Many care homes, GP surgeries and hospitals as well as community settings provide opportunities for people to engage with the arts as a tool to improving their wellbeing” It is another conclusion of the numerous worldwide studies about it.
For example, arts therapists are registered with the Health Professions Council in London and are accredited forms of therapy which use the art as their primary form of communication.
The therapies include drama, music and visual art. Also have now become an established psychotherapeutic tool for used by qualified therapists with clients, usually on a one to one basis.

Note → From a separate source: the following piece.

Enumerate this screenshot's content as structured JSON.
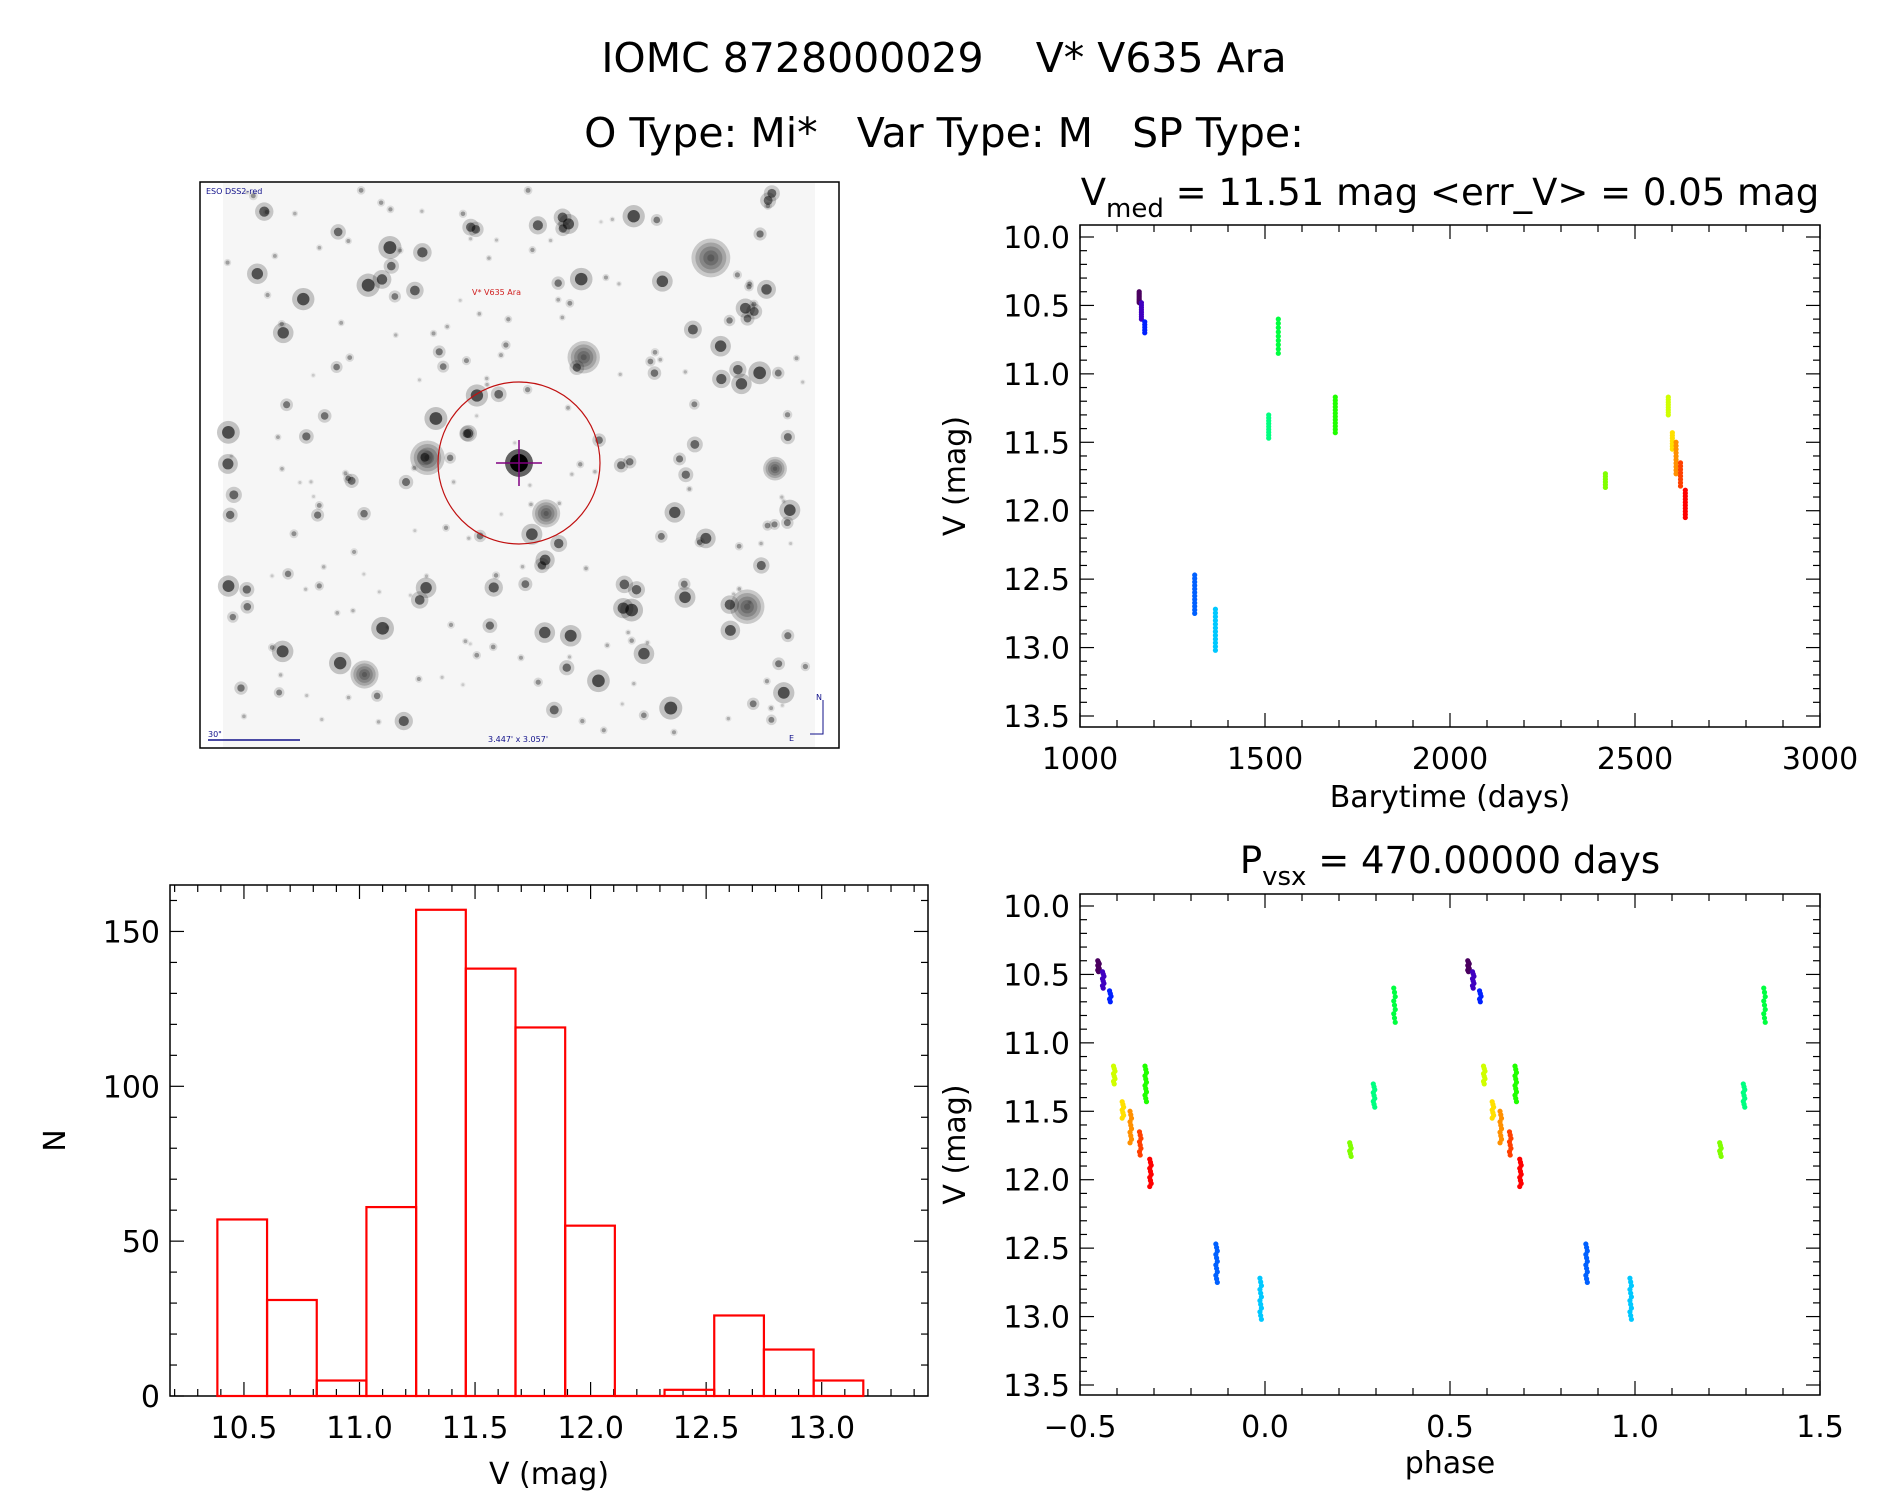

There is now a growing body of evidence demonstrating that participation in the arts and access to a range of opportunities can dramatically improve health outcomes and increase wellbeing.
One of them is that arts and health initiatives are delivering real and measurable benefits across a wide range of priority areas for health.
Cultural Wellness may be defined as the behaviors, values and beliefs shared by a group of people, such as an ethnic, racial, geographical, religious, gender, class or age group.
Culture plays an important role in how people of different backgrounds express themselves, seek help, cope with stress and develop social supports.
And they come to achieve well-being.